Hingga akhirnya pada malam tanggal 9 Januari 2020, ketika warga desa Đồng Tâm terlelap, mereka dibangunkan oleh bayangan gelap kekuasaan. Ribuan polisi bersenjata menyusup ke dalam desa. Kabar tentang operasi itu memang menyebar cepat ke Facebook, tank, senapan, dan pasukan elit mengepung tanah yang dijanjikan damai.
Sayangnya, solidaritas warga net hanya kuat terjadi di ruang maya. Perlawanan nyata hanya benar-benar terjadi di lahan warga. Di tengah kepungan, sosok Lê Đình Kình, yang selama ini menjadi simbol perlawanan warga, menjadi korban utama. Kabar menyebar cepat: ia ditembak di jantung dan kepala, kakinya nyaris terputus. Video kengerian tubuhnya yang renta dan jahitan asal setelah autopsi menembus jagat maya. Dukungan dan ungkapan duka itu bersaing dengan unggahan atas meninggalnya tiga anggota polisi yang tewas saat menyerbu rumah Kình.

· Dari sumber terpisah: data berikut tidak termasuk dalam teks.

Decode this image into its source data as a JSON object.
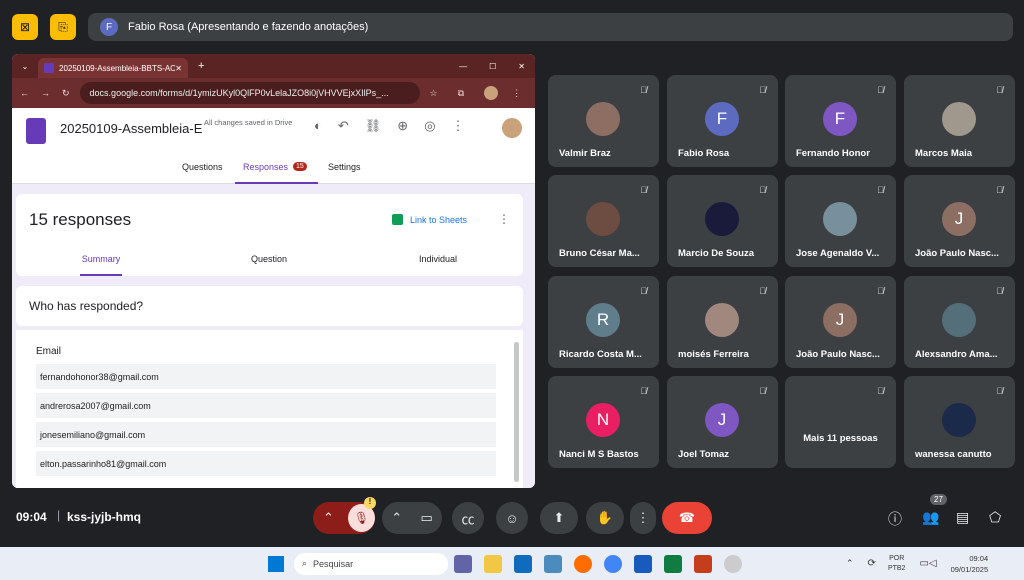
{
  "meeting": {
    "presenter": "Fabio Rosa (Apresentando e fazendo anotações)",
    "presenter_initial": "F",
    "time": "09:04",
    "code": "kss-jyjb-hmq",
    "participants_count": "27",
    "mic_warning": "!"
  },
  "browser": {
    "tab_title": "20250109-Assembleia-BBTS-AC",
    "url": "docs.google.com/forms/d/1ymizUKyl0QlFP0vLelaJZO8i0jVHVVEjxXIlPs_..."
  },
  "form": {
    "title": "20250109-Assembleia-E",
    "save_status": "All changes saved in Drive",
    "tabs": [
      "Questions",
      "Responses",
      "Settings"
    ],
    "responses_badge": "15",
    "response_count": "15 responses",
    "link_sheets": "Link to Sheets",
    "subtabs": [
      "Summary",
      "Question",
      "Individual"
    ],
    "who_responded": "Who has responded?",
    "email_header": "Email",
    "emails": [
      "fernandohonor38@gmail.com",
      "andrerosa2007@gmail.com",
      "jonesemiliano@gmail.com",
      "elton.passarinho81@gmail.com"
    ]
  },
  "tiles": [
    {
      "name": "Valmir Braz",
      "initial": "",
      "color": "#8d6e63"
    },
    {
      "name": "Fabio Rosa",
      "initial": "F",
      "color": "#5c6bc0"
    },
    {
      "name": "Fernando Honor",
      "initial": "F",
      "color": "#7e57c2"
    },
    {
      "name": "Marcos Maia",
      "initial": "",
      "color": "#a0988c"
    },
    {
      "name": "Bruno César Ma...",
      "initial": "",
      "color": "#6d4c41"
    },
    {
      "name": "Marcio De Souza",
      "initial": "",
      "color": "#1a1a3a"
    },
    {
      "name": "Jose Agenaldo V...",
      "initial": "",
      "color": "#78909c"
    },
    {
      "name": "João Paulo Nasc...",
      "initial": "J",
      "color": "#8d6e63"
    },
    {
      "name": "Ricardo Costa M...",
      "initial": "R",
      "color": "#607d8b"
    },
    {
      "name": "moisés Ferreira",
      "initial": "",
      "color": "#a1887f"
    },
    {
      "name": "João Paulo Nasc...",
      "initial": "J",
      "color": "#8d6e63"
    },
    {
      "name": "Alexsandro Ama...",
      "initial": "",
      "color": "#546e7a"
    },
    {
      "name": "Nanci M S Bastos",
      "initial": "N",
      "color": "#e91e63"
    },
    {
      "name": "Joel Tomaz",
      "initial": "J",
      "color": "#7e57c2"
    },
    {
      "name": "Mais 11 pessoas",
      "initial": "",
      "color": "#3c4043"
    },
    {
      "name": "wanessa canutto",
      "initial": "",
      "color": "#1c2a4a"
    }
  ],
  "taskbar": {
    "search": "Pesquisar",
    "lang1": "POR",
    "lang2": "PTB2",
    "clock_time": "09:04",
    "clock_date": "09/01/2025"
  }
}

Kasus semakin lenyap ketika pandemi Covid-19 melanda. Kình memang dikenang oleh netizen. Kemenangan sementara yang dulu sempat dirasakan sirna semua. Namun, apakah aktivisme digital akhirnya akan selalu berakhir sia-sia?
Baca Juga: KELAKUAN NETIZEN: Bahaya Laten Nonton Pejabat Konten
KELAKUAN NETIZEN: E(x)-Commerce
Pelajaran dari #PeringatanDarurat
Aktivisme Digital Butuh Harapan, Keterkejutan, dan Daya Tahan
Jawabannya, justru tidak. Aktivisme digital tidak akan pernah sia-sia, justru aktivisme digital perlu dipahami cara kerjanya dalam menawarkan perubahan sosial secara dari sudut pandang bagaimana proses itu berlangsung. Hal itu dituturkan Giang Nguyen Thu, seorang dosen University of Queensland, dalam artikel etnografisnya di konflik lahan Đồng Tâm. Artikel yang terbit tahun 2023 dengan judul From Hope to Haunt: Digital Activism and the Cultural Politics of Hope(Lessness) In Late-Socialism, menawarkan bahwa hal penting dari aktivisme digital adalah merawat keterkejutan, harapan, dan daya tahan perjuangan.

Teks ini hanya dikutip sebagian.